死死钉在这些阵地里,等到后方师主力甚至美国盟军的支援抵达,守住阵地有什么难的?!”
他这一番话,像是一股力量并不强大,却刚好能撬动冰面的热流。
韩军士兵们脸上那种深入骨髓的惶恐,似乎被话语中的“坚固工事”、“支援”等字眼稀释了。

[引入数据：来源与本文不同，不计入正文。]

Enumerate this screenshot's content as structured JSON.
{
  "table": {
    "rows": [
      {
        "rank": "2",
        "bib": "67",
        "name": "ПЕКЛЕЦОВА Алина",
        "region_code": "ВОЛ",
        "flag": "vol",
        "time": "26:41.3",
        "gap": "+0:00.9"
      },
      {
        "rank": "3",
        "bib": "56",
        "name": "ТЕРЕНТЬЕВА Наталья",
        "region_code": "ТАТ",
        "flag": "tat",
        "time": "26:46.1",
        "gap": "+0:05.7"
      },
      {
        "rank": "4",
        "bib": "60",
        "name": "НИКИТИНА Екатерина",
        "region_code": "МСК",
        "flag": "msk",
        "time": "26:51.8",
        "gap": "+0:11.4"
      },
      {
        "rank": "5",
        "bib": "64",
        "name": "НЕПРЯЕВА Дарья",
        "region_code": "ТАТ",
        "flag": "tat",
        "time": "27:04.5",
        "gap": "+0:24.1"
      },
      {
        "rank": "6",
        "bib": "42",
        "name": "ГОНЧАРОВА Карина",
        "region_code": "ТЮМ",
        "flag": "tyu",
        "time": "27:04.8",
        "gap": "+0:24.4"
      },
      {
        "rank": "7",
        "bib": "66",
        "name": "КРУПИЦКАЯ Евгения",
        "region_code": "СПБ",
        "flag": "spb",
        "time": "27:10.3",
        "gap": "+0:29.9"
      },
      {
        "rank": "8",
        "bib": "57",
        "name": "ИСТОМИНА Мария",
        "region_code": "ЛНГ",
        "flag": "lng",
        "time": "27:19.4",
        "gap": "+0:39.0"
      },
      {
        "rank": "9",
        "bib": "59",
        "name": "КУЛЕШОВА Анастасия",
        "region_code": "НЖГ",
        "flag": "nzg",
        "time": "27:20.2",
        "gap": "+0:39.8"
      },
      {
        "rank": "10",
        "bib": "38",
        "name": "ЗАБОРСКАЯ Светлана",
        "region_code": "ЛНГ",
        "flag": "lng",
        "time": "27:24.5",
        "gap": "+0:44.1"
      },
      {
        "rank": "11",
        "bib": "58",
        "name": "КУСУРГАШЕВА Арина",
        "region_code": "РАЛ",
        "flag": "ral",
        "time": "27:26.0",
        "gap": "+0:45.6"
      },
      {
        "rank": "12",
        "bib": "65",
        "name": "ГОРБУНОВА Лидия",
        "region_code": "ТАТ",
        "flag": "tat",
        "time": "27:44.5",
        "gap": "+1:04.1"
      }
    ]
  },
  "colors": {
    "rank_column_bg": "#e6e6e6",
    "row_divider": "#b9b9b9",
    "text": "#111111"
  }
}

部分韩军士兵紧绷的肩膀微微松弛,攥紧铁锹木柄的手也不再那么毫无血色。
朴载相捕捉到了这细微的变化,心中暗暗松了口气。
然而,这短暂的平静转瞬即逝。
阵地上一个机枪掩体旁的军官似乎不满于团长没有直接回应关于钢七总队的问题,梗着脖子高声插话道:
“团长阁下说的是,那些朝鲜人民军不算什么,绝大多数中国军队也不是永远在赢!
可中国那个什么钢七总队,从钢七连时代起,打到现在确实没正式败过一仗!
这要是让我们遇上……唉!”
这句话如同在刚刚冒出一丝火星的灰烬里泼了一瓢冰水。
刚刚被朴载相暂时安抚下去的的巨大恐惧,在士兵心中重新升起并瞬间膨胀,瞬间笼罩了高地。
许多士兵脸上的血色骤然褪尽,比融化的雪地还要惨白。
恐惧如同冰冷的潮水,汹涌回流,眼看就要冲垮刚刚才勉强构筑起来的那点心理堤坝。
连参谋长崔正旭都猛地抬头看向朴载相,眼中充满了惊愕和忧虑。
那名韩军营长自己也意识到说错了话,刀疤下的脸皮瞬间涨得通红,慌乱地张了张嘴,却不知该如何补救。